Friday, November 16, 2012

Like Riding a Bike.

Amster-damn! There are a lot of bikes!
He rested his head on my chest, ear positioned over my heartbeat slowing. I closed my eyes, wrapping my arms around his shoulders for a long, quiet embrace, drawing in a deep breath.

"I remember this. I think I remember this. Do I remember this? What do I remember about this? How does this work, again? What happens now?"

People talk with great flippancy about how picking some skills back up is "just like riding a bike." This simile doesn't work for me. When I was growing up, I had roller skates. At some point someone taught me how to ride a bike, but I only remember my skates. As a result of this, I reached adulthood being a less-than-adept bicyclist. It took an exhilarating, very late night, vodka-dampened ride through Vienna a few years ago to help me understand why anyone would want to ride a bike at all: it's incredibly fun. You also get places faster than walking and it's great cardio. Win win win!

Even after more practice, I'm still a bit of a wobbly-kneed baby deer every time I put my feet on the pedals. When your early foundation in something is weak, what you learned before does nothing to prepare you for being good at it later. It's "just like riding a bike" you say? What, so it's shaky, tentative and uncertain? It's going to make my palms sweat and my heart race? Sounds like a hoot.

This is a difficult place to find yourself, this not being good at things that you're supposed to have figured out by the time you reach adulthood. First, you have to admit that you're not very good at these things. This is a difficult step: Yes, I have a problem. Then, you have to do a searching inventory of everything you learned about these things up until now and root out the truthful, useful information from the misconceptions and lies. And make no mistake: some of your information is skewed and inaccurate.

During my intake session with my therapist earlier this year, I told her I didn't want to be in a relationship because they're just "so much work, so heavy." She replied by cocking her head to the side and asking, "Are they?" Experience is the most powerful of teachers and represents the absolute truth until it's cracked open by another experience. In the foreignness of new, it's easy to feel like a wobbly-kneed baby deer, mistrustful and anxious over this altered state of being. We know that our old, conditioned way of behaving isn't working, but the presentation of familiar stimuli can easily lead to a conflict between well established and burgeoning patterns.

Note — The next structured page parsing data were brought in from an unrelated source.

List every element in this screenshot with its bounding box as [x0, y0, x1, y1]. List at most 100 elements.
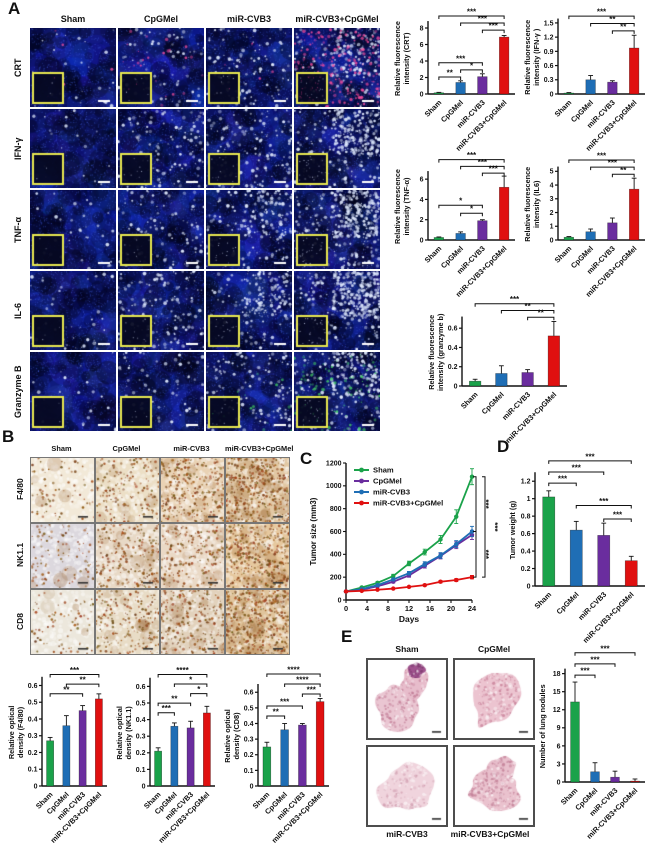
- data-point: [469, 574, 475, 580]
- lung-image: [453, 745, 535, 827]
- svg-text:0.3: 0.3: [544, 77, 554, 84]
- sig-bracket: [568, 159, 635, 163]
- sig-bracket: [190, 693, 208, 697]
- x-category-label: Sham: [533, 590, 554, 611]
- svg-text:6: 6: [557, 743, 561, 750]
- micrograph-canvas: [30, 190, 116, 269]
- data-point: [422, 561, 427, 567]
- svg-text:0.5: 0.5: [244, 705, 254, 712]
- sig-label: **: [620, 166, 627, 175]
- svg-text:1.2: 1.2: [521, 479, 531, 486]
- sig-bracket: [603, 518, 632, 522]
- svg-text:0.2: 0.2: [448, 364, 458, 371]
- bar-CpGMel: [455, 82, 466, 95]
- y-axis-label: intensity (IL6): [532, 180, 541, 228]
- lung-canvas: [368, 660, 446, 738]
- chart-cd8: 0 0.1 0.2 0.3 0.4 0.5 0.6 Relative optical densi…: [222, 658, 334, 845]
- chart-granzyme-b: 0 0.2 0.4 0.6 Relative fluorescence intensity…: [426, 290, 572, 445]
- chart-f480: 0 0.1 0.2 0.3 0.4 0.5 0.6 Relative optical densi…: [6, 658, 112, 845]
- bar-Sham: [154, 750, 162, 787]
- cd8-svg: 0 0.1 0.2 0.3 0.4 0.5 0.6 Relative optical densi…: [223, 666, 329, 845]
- sig-label: ***: [456, 54, 466, 63]
- y-axis-label: Relative fluorescence: [393, 169, 402, 244]
- bar-miR-CVB3+CpGMel: [624, 560, 638, 587]
- legend-label: miR-CVB3: [373, 488, 410, 497]
- data-point: [391, 573, 396, 579]
- svg-text:0.6: 0.6: [244, 690, 254, 697]
- svg-text:0.2: 0.2: [28, 750, 38, 757]
- y-axis-label: Relative optical: [7, 706, 16, 760]
- svg-text:4: 4: [550, 182, 554, 189]
- sig-bracket: [157, 673, 208, 678]
- bar-Sham: [469, 380, 482, 387]
- sig-bracket: [548, 482, 577, 487]
- legend-label: CpGMel: [373, 477, 402, 486]
- tumor_size-svg: 0 200 400 600 800 1000 1200 0 4 8 12 16 20 24 Tumor si…: [309, 460, 499, 624]
- sig-label: ***: [599, 497, 609, 506]
- bar-miR-CVB3+CpGMel: [315, 701, 325, 787]
- y-axis-ticks: 0 0.1 0.2 0.3 0.4 0.5 0.6: [136, 684, 150, 790]
- sig-label: ***: [572, 464, 582, 473]
- bar-CpGMel: [585, 79, 596, 95]
- sig-bracket: [527, 316, 555, 321]
- svg-text:2: 2: [550, 210, 554, 217]
- sig-label: ***: [597, 8, 607, 17]
- il6-svg: 0 1 2 3 4 5 Relative fluorescence intensity (IL…: [523, 152, 645, 299]
- svg-text:0.6: 0.6: [448, 326, 458, 333]
- sig-bracket: [438, 76, 462, 80]
- bar-CpGMel: [280, 729, 289, 787]
- ifng-svg: 0 0.3 0.6 0.9 1.2 1.5 Relative fluorescence int…: [523, 8, 645, 153]
- data-point: [343, 589, 349, 594]
- svg-text:0: 0: [550, 237, 554, 244]
- bar-miR-CVB3: [298, 724, 307, 787]
- svg-text:1: 1: [550, 224, 554, 231]
- bar-Sham: [262, 746, 272, 787]
- y-axis-ticks: 0 0.2 0.4 0.6 0.8 1 1.2: [521, 479, 535, 590]
- panel-b-label: B: [2, 427, 15, 446]
- sig-bracket: [266, 715, 286, 719]
- svg-text:3: 3: [557, 761, 561, 768]
- svg-text:6: 6: [420, 177, 424, 184]
- svg-text:0: 0: [142, 783, 146, 790]
- sig-label: ****: [287, 666, 300, 675]
- sig-bracket: [481, 29, 505, 34]
- sig-bracket: [49, 693, 84, 697]
- lung-image-label: Sham: [395, 644, 419, 654]
- sig-label: **: [447, 68, 454, 77]
- svg-text:8: 8: [420, 25, 424, 32]
- sig-label: ***: [490, 522, 499, 532]
- chart-ifn-gamma: 0 0.3 0.6 0.9 1.2 1.5 Relative fluorescence int…: [522, 2, 650, 153]
- y-axis-ticks: 0 2 4 6 8: [420, 25, 428, 98]
- sig-label: ***: [489, 22, 499, 31]
- bar-CpGMel: [455, 233, 466, 241]
- data-point: [375, 587, 380, 592]
- lung-canvas: [455, 660, 533, 738]
- x-category-label: CpGMel: [555, 590, 581, 616]
- sig-label: *: [189, 676, 193, 685]
- sig-bracket: [460, 22, 505, 27]
- sig-label: ***: [307, 686, 317, 695]
- data-point: [454, 514, 459, 519]
- grzb-svg: 0 0.2 0.4 0.6 Relative fluorescence intensity…: [427, 295, 567, 445]
- y-axis-ticks: 0 2 4 6: [420, 177, 428, 244]
- chart-nk11: 0 0.1 0.2 0.3 0.4 0.5 0.6 Relative optical densi…: [114, 658, 220, 845]
- sig-bracket: [473, 531, 477, 578]
- sig-label: ***: [580, 667, 590, 676]
- panel-b-ihc-grid: Sham CpGMel miR-CVB3 miR-CVB3+CpGMel: [30, 444, 293, 655]
- y-tick-label: 0: [338, 597, 342, 604]
- lung-image-label: miR-CVB3+CpGMel: [450, 829, 530, 839]
- svg-text:15: 15: [553, 689, 561, 696]
- column-header: CpGMel: [112, 444, 141, 453]
- sig-label: ***: [489, 165, 499, 174]
- svg-text:0.1: 0.1: [136, 767, 146, 774]
- ihc-canvas: [225, 523, 290, 589]
- svg-text:5: 5: [550, 169, 554, 176]
- bar-CpGMel: [590, 771, 600, 783]
- row-label: IL-6: [13, 302, 23, 319]
- x-category-label: CpGMel: [480, 390, 506, 416]
- x-axis-label: Days: [399, 614, 420, 624]
- micrograph-canvas: [294, 271, 380, 350]
- y-axis-label: Relative optical: [115, 706, 124, 760]
- y-tick-label: 400: [330, 552, 342, 559]
- data-point: [438, 537, 443, 542]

"I remember this. I think I remember this. Do I remember this? What do I remember about this? How does this work, again? What happens now?"

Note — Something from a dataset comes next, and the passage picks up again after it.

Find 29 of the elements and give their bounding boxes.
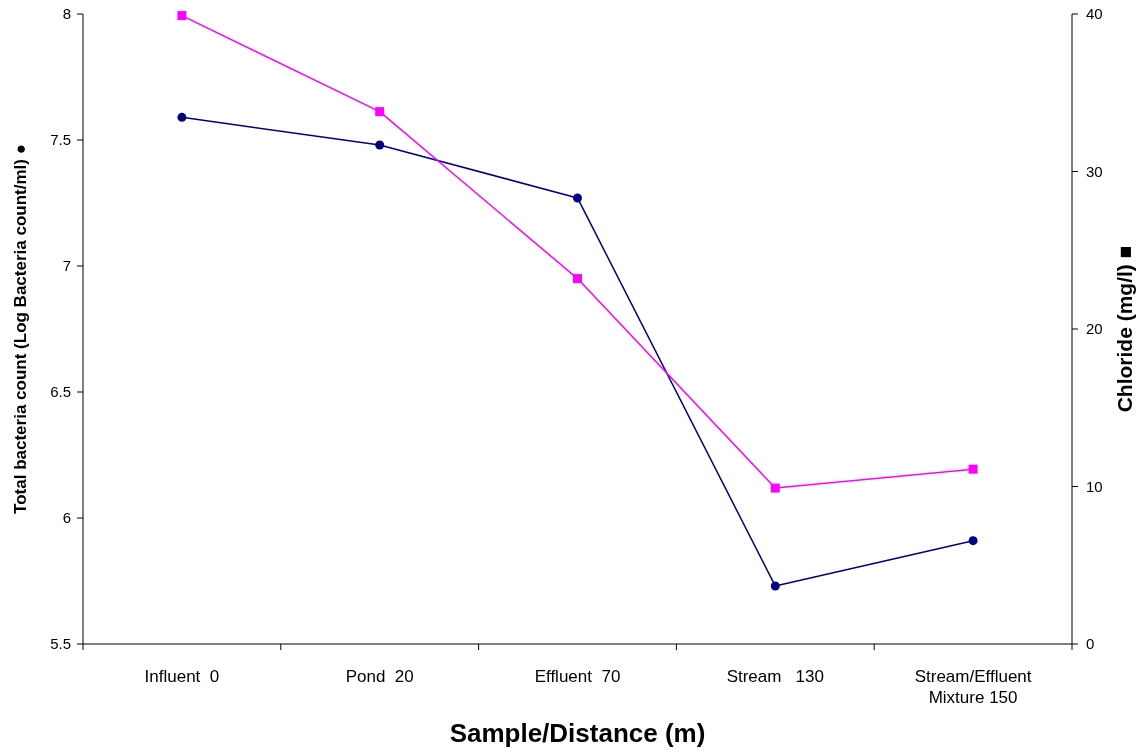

How did you learn to ride a bike? Confident, committed, with both feet clipped firmly to the pedals? Shaky, with your left hand on the right pedal, right foot on the left pedal, like some bizarre, moving game of Twister? Not at all?

We have all come to this point in our lives with gaps in knowledge and ability. That's great! It means that we still have things to learn and master, and are therefore very much alive. You can expend a lot of time and energy denying this, or hating on yourself for being imperfect; see if anything changes. My suggestion? Be honest, gentle and curious. It'll be easier to figure out how to get both feet confidently on the metaphorical (or literal) pedals. Seek guidance from a mentor who does well what you hope to do well. With enough practice and the establishment of a solid foundation, most anything can become effortless and intuitive. Keep up.